In the case of OCD, the test for heterogeneity was statistically significant, predicating the use of a random effects model to account for the differences present across the included studies. This raises a caveat in interpreting the positive effects of DBS in treating this disorder, as the lower end of the CI was 0.6 standard deviations in score reduction, which does not translate to a meaningful improvement in patients with medically refractory disease. We were also limited by the data available in that from a statistical standpoint, group means and standardized deviations (which was what was used to run the pooled analysis) are not generally sensitive for detecting differences. Ideally, if scores were reported as individual preoperative baseline scores and postoperative scores, each patient would serve as their own control. However, many of the studies included had individual preoperative baseline scores for patients and only reported postoperative scores as a group, potentially confounding the results of our pooled analysis. While 49 articles were found that related DBS to the treatment of MDD, OCD, and TS, 20 (41%) were excluded, primarily due to a lack of preoperative baseline scores and postoperative scores for patients, among other reasons (as outlined in the exclusion criteria in the Methods section). This may introduce some degree of selection bias into our analysis in that the effects of DBS on these psychiatric conditions may be accentuated by the selective loss of studies which had no clinically significant difference following DBS treatment.

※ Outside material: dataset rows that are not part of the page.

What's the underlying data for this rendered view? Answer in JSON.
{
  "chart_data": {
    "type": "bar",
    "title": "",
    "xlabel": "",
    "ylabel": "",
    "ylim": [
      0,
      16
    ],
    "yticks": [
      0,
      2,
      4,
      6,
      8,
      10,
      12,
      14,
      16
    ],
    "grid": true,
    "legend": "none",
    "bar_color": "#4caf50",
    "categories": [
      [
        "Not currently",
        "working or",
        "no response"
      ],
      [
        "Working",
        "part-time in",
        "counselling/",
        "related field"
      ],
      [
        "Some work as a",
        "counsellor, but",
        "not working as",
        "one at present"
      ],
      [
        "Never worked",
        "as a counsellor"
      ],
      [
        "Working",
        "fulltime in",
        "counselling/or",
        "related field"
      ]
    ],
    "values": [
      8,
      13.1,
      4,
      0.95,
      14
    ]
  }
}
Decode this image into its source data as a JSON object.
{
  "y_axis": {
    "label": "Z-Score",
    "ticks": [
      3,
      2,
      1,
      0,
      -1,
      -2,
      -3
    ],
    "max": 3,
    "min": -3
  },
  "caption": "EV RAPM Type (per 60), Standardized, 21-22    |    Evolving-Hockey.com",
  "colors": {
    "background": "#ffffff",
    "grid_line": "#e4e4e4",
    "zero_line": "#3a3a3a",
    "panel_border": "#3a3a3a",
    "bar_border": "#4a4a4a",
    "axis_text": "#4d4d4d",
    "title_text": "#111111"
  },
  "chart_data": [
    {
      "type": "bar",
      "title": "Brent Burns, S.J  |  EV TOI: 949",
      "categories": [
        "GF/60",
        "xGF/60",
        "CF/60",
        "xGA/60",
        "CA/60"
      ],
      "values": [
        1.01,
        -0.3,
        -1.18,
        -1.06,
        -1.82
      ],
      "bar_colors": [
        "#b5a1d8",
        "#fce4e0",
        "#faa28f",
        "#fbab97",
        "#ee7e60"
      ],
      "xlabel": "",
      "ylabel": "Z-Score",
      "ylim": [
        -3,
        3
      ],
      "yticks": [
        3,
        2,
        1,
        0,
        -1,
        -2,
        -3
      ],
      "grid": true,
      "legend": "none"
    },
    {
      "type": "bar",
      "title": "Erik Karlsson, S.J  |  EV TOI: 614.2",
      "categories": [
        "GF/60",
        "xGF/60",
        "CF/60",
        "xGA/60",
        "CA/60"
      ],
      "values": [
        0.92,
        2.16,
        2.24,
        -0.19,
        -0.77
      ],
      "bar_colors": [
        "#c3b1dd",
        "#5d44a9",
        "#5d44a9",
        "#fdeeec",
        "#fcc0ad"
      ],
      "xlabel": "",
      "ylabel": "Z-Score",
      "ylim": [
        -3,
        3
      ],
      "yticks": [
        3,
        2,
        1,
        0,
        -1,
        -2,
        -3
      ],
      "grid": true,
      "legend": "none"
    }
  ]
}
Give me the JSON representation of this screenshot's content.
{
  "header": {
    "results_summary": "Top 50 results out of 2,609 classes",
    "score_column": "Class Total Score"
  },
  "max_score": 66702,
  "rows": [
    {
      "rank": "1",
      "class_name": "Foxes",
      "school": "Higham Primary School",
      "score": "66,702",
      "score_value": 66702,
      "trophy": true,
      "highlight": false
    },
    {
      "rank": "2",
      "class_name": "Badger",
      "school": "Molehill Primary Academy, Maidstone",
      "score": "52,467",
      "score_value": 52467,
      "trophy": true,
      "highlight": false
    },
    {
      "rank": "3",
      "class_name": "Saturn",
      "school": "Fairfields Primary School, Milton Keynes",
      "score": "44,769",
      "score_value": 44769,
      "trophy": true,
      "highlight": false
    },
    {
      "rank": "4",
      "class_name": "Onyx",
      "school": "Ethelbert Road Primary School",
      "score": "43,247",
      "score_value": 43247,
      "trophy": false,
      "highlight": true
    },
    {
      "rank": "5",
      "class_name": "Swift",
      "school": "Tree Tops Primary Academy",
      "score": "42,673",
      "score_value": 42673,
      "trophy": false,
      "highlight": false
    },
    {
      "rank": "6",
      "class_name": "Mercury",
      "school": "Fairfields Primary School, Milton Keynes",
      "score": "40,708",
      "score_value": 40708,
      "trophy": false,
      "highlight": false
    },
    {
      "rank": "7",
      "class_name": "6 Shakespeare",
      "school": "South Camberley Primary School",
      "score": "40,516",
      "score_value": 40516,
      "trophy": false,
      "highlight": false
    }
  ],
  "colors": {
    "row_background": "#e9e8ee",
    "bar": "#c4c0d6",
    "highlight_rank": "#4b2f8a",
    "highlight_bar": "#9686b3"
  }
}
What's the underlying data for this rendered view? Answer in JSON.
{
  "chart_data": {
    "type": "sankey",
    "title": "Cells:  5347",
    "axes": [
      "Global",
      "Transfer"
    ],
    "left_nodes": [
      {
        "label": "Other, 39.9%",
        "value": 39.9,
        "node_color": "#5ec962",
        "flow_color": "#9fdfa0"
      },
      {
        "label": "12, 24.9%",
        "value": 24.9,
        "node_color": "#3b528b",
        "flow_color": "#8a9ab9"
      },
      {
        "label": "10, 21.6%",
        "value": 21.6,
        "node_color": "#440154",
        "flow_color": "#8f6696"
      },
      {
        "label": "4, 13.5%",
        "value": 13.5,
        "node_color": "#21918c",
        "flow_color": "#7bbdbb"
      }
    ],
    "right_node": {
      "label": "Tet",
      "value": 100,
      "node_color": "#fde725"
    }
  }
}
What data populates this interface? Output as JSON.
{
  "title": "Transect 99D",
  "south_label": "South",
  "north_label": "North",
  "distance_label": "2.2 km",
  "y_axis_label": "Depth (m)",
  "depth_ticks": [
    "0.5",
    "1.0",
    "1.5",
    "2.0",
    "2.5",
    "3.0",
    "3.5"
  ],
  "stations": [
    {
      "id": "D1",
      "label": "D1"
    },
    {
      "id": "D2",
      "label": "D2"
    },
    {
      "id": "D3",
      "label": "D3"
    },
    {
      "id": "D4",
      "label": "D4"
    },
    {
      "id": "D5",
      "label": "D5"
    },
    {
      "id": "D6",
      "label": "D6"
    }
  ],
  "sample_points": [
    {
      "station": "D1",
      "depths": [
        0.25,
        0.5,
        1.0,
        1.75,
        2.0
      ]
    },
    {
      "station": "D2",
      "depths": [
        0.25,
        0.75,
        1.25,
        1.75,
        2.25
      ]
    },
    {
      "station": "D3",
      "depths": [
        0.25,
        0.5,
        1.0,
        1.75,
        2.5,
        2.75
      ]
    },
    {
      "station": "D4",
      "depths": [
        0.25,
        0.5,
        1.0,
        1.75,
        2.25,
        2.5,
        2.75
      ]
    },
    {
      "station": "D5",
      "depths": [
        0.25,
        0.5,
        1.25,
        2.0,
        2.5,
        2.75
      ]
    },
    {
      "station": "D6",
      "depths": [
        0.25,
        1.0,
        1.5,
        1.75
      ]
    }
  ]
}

DBS is a novel therapy for the treatment of psychiatric disease. While the studies that have emerged are primarily pilot in nature, the use of DBS for MDD, OCD, and TS disorders appears to confer statistically significant benefit. Future work should focus on the generation of more objective rating scales which can capture the full spectrum of benefit from DBS and also the creation of tools that would identify the patients most likely to benefit from such an intervention. As the evidence mounts that DBS at various targets in the brain is effective for psychiatric diseases such as MDD, TS, and OCD, future studies are needed to compare targets for safety and efficacy. Finally, given the subjectivity inherent in detecting improvement in psychiatric symptoms as opposed to movement disorders, we recommend that future studies of DBS for psychiatric disease employ standardized outcome scales to improve the quality of outcome assessment.